COMPOSITION DE LA COUR LORS DU DÉLIBÉRÉ :
— C D, présidente
— Evelyne ALLAIS, conseiller
— Nathalie ROCCI, conseiller
ARRÊT : CONTRADICTOIRE
Prononcé publiquement le 29 Janvier 2020 par mise à disposition de l’arrêt au greffe de la Cour, les parties en ayant été préalablement avisées dans les conditions prévues à l’article 450 alinéa 2 du code de procédure civile ;
Signé par C D, Présidente et par A B, Greffier auquel la minute de la décision a été remise par le magistrat signataire.
********************
Madame Y Z X a été embauchée le 2 avril 1991 dans le cadre d’un contrat de travail à durée indéterminée par la société LABORATOIRES SEROBIOLOGIQUES, aux droits de laquelle vient la société BASF BEAUTY CARE SOLUTIONS FRANCE, dénommée ci-après BASF BCS.
Au dernier état de la relation de travail, régie par la convention collective nationale des industries chimiques et connexes, Madame X était superviseur contrôle qualité produits, statut cadre.
En 2013, la société BASF BCS a informé et consulté les instances représentatives du personnel sur un projet de réorganisation afin de sauvegarder sa compétitivité.
C’est dans ce cadre que par lettre recommandée datée du 18 septembre 2013, la société BASF BCS a proposé à Madame X une modification du contrat de travail pour motif économique, consistant en une mutation de la salariée en qualité de technicien niveau 3 méthodes analytiques sur le site de Pulnoy (71) à compter du 31 décembre 2015.

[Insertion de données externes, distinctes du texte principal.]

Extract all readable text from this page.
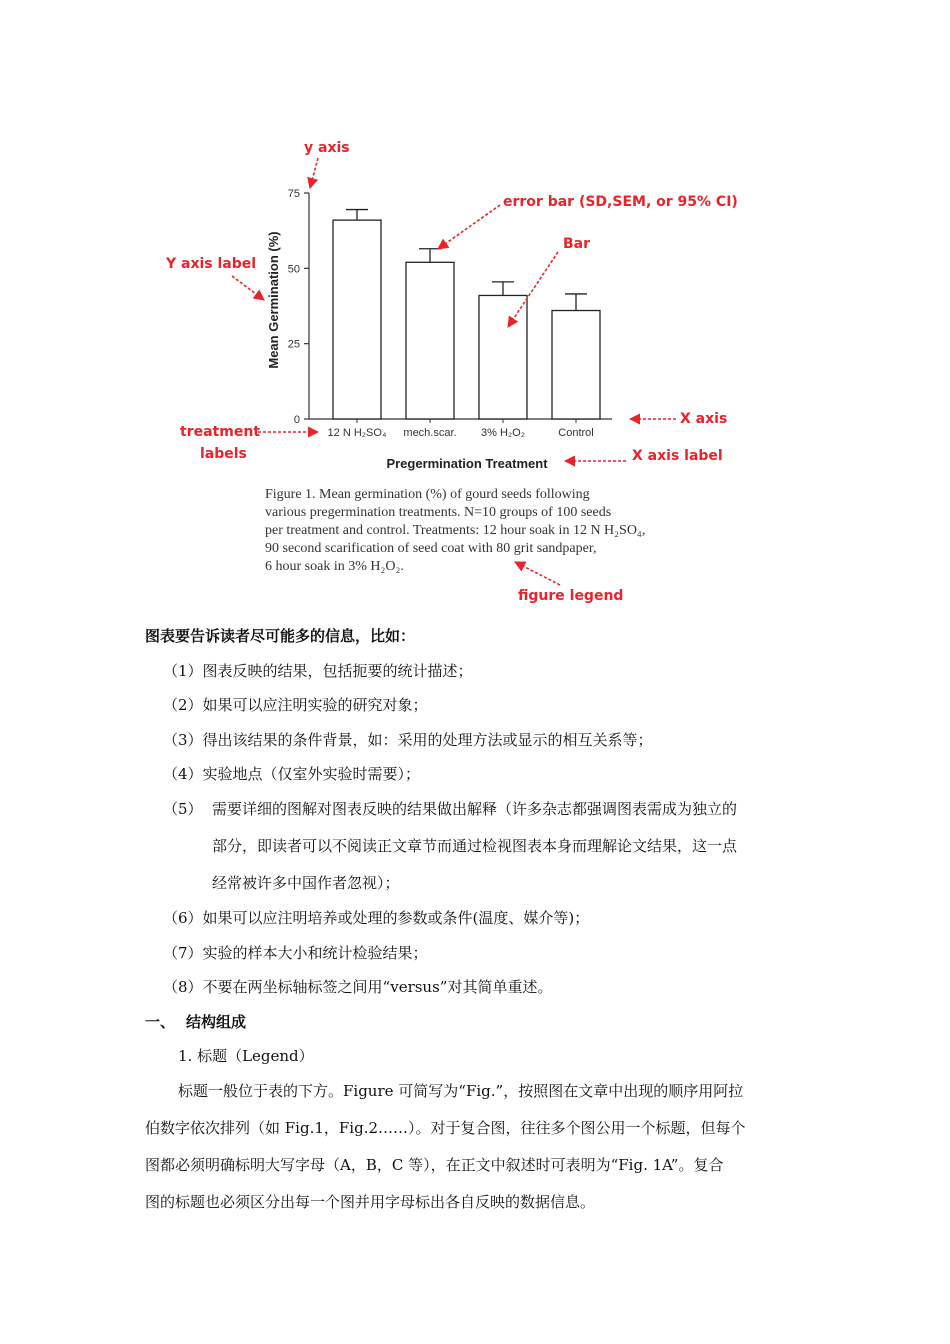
0
25
50
75
12 N H₂SO₄ mech.scar. 3% H₂O₂	Control
Mean Germination (%)
Pregermination Treatment
y axis
error bar (SD,SEM, or 95% CI)
Bar
Y axis label
X axis
treatment
labels	X axis label
Figure 1. Mean germination (%) of gourd seeds following
various pregermination treatments. N=10 groups of 100 seeds
per treatment and control. Treatments: 12 hour soak in 12 N H₂SO₄,
90 second scarification of seed coat with 80 grit sandpaper,
6 hour soak in 3% H₂O₂.
figure legend
图表要告诉读者尽可能多的信息，比如：
（1）图表反映的结果，包括扼要的统计描述；
（2）如果可以应注明实验的研究对象；
（3）得出该结果的条件背景，如：采用的处理方法或显示的相互关系等；
（4）实验地点（仅室外实验时需要）；
（5） 需要详细的图解对图表反映的结果做出解释（许多杂志都强调图表需成为独立的
部分，即读者可以不阅读正文章节而通过检视图表本身而理解论文结果，这一点
经常被许多中国作者忽视）；
（6）如果可以应注明培养或处理的参数或条件(温度、媒介等)；
（7）实验的样本大小和统计检验结果；
（8）不要在两坐标轴标签之间用“versus”对其简单重述。
一、 结构组成
1. 标题（Legend）
标题一般位于表的下方。Figure 可简写为“Fig.”，按照图在文章中出现的顺序用阿拉
伯数字依次排列（如 Fig.1，Fig.2……）。对于复合图，往往多个图公用一个标题，但每个
图都必须明确标明大写字母（A，B，C 等），在正文中叙述时可表明为“Fig. 1A”。复合
图的标题也必须区分出每一个图并用字母标出各自反映的数据信息。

Madame X a refusé cette proposition le 16 octobre 2013.
Le 31 décembre 2015, Madame X a été licenciée pour motif économique en raison de son refus de la proposition de modification du contrat de travail susvisée, consécutive à la nécessité de sauvegarder la compétitivité de l’entreprise .
Madame X a saisi le conseil de prud’hommes de LYON le 10 février 2016. EIle sollicitait en dernier lieu de voir dire que son licenciement était sans cause réelle et sérieuse ainsi que de voir condamner la société BASF BCS, à lui payer des dommages et intérêts ainsi qu’une indemnité au titre de l’article 700 du code de procédure civile, avec exécution provisoire de la décision à intervenir.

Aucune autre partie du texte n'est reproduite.